Just a little on the physicality of emotions...

We’re very complex bags of meat if that makes you feel better.

LOL, phenomenal.

Glad you said it before I was forced to …

Although at the fundamental level we are truly biochemical automatons, the dialectic of self allows us to navigate a hyper-reality of “consciousness” through experience.

Negativity, in this instance, is not a pragmatic use of energy or mortality. You will still live and experience, and from one of the great masters, Albert Camus, absurdity is not an end, but a liberation from the servitude.

Embrace absurdity, and life is a wondrous thing.

If emotions were purely physical, that would seem to imply that we can’t modify our emotions through non-physical means. For instance possibly our only choice in terms of manipulating our emotions would be the use of drugs, as opposed to embracing different attitudes. If you are saying there is nothing at all in reality that is non-physical then maybe you are avoiding that problem. But saying “emotions are purely physical” seems to be implying that some things aren’t physical. Philosophically the issue strikes me as quite complex, but the ramifications of certain beliefs seem quite clear. I wonder if we are capable of understanding the ramifications properly. For example, a Buddhist might deny the mind-body split and a scientific materialist might deny the mind-body split, yet the respective behavioral ramifications would suggest that the original understandings of the issue might be quite different from each other.
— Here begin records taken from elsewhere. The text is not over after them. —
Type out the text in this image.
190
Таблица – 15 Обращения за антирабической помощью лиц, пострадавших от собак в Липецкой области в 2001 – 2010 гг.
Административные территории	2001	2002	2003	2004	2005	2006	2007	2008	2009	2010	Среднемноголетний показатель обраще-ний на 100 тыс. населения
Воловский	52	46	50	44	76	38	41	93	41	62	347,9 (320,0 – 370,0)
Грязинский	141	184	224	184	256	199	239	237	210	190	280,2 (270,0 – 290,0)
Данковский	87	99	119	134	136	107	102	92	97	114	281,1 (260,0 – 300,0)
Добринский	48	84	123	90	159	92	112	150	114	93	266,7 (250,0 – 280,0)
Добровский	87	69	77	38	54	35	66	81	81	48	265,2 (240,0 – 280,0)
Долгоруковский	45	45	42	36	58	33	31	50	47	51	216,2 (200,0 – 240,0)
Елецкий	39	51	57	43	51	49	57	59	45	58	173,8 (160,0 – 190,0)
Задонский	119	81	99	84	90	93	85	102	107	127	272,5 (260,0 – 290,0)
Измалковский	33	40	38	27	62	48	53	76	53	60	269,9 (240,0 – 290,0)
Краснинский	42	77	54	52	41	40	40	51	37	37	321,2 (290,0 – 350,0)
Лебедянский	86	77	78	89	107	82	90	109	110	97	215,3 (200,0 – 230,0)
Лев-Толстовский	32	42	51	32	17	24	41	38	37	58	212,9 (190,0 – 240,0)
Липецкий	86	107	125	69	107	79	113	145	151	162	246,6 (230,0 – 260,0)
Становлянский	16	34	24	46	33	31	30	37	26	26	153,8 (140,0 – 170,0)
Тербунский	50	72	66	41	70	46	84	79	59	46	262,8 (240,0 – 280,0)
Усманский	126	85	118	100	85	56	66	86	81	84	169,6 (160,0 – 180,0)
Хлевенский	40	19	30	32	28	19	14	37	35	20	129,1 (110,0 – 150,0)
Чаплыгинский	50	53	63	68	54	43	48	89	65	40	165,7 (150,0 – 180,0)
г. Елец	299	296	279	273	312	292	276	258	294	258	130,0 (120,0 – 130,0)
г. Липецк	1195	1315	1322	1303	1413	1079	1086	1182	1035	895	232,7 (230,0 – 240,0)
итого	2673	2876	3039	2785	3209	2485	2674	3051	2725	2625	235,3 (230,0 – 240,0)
Emotions are driven by peptides, (hormones), due to environmental variables. The brain is nothing more than a “drug factory”. Senses work off of the same principle.

“embracing different attitudes” is still a matter of environmental variables. Not withstanding the fact, the brain is busy making decisions without your attention or “knowledge”. It is what is best for the organism’s survivability.

Well that’s why I said “If you are saying there is nothing at all in reality that is non-physical then maybe you are avoiding that problem.” The fact remains that we can alter what we experience as physical (i.e. bodily pain) utilizing means that we experience as non-physical (i.e. willful shifts in attitude). It’s outside my realm of knowledge whether what we experience as non-physical is in fact physical. In my direct and limited experience emotions are affected by both physical and non-physical factors. I’m talking about it on a more basic level than you are.

Try reading, evolutionary cognitive neuroscience, cognitive science and etc. Even Pinker, covers this stuff extensively. The quest for consciousness and books on neuron and micro-circuits, also important.

In, evo cog neuroscience they show how false memory is retrived from a different part of the brain then true memories even when the person thinks that they’re telling the truth, it supports trivers ideas that organisms decieve themselves to better decieve others by eliminating the subtle signs of self-awareness of the lie.

They do this with males in relation to babies faces, showing evidence for a mental-mechanism meant to detect offspring by facial resembelence and the neural correlates of that, it talks about mirror neurons which fire when observing an animal making the same movement and appear to be linked to theory of mind *(understanding others are self-aware like you)

The book is a gold-mine of information for things like this.

I’m not sure what this means, but we know the brain has a impressive, impressive adaptive placticity (can re-wire itself in different ways to perserve function) we also know that some of these monk/mystics somehow manipulate this placticity to do things normally under unconscious control (raising body temperature to the point that it will dry freezing cold towels drapped over them which would kill a normal person, they force their blood voluntairly into different areas) or to ignore pain (like getting squished between nails).Theres nothing outside of physical when they accomplish these amazing feats, though I don’t know if everyone could have these abilities. I’m pretty sure testing has been done on people who ignore pain and there are neural changes.

Maybe so. I’ve never claimed otherwise.

I think what I’m saying is far more straightforward than you realize. If you have back pain, you don’t have to take drugs. You could decide to correct your posture. That mental choice will likely reduce your physical pain. It is outside my cognitive abilities to know whether free will can be explained in purely physical terms.

I’m not sure what books Tortoise read but there seems to be some confusion between psychiatry and psychology.

Psychiatrists come from a biological paradigm: human beings are purely physical, mostly chemistry and any problems they experience are deemed to have physical causes and can therefore be treated by physical means, that is, drugs.

Psychologists, it would probably be fair to say have no paradigm at all…the jury’s out as far as they’re concerned. however, their response to illness is more likely to be as, for example, in cognitive behavioural therapy, to achieve an improvement in emotional state by altering one’s thoughts.

Personally, my experience supports the practices of psychologists. Further, I would say that it is my experience that drugs do not do the job. They only appear to do the job in the same way as heroin appears to make people happy - at least on a temporary basis. Thus the best one can say about the physical approach of psychiatrists is that by giving people what one might call a sort of ‘time out’ while they are under the influence of drugs, they give the mind a space of time to get itself sorted out.

So, all in all, my experience backs the idea of mind preceeding the physical body. Doctors often use an expression ‘the skin is the mirror of the mind’, by which they mean that the skin condition and skin complaints normally indicate mental problems. I would go further and say that the body is the mirror of the mind.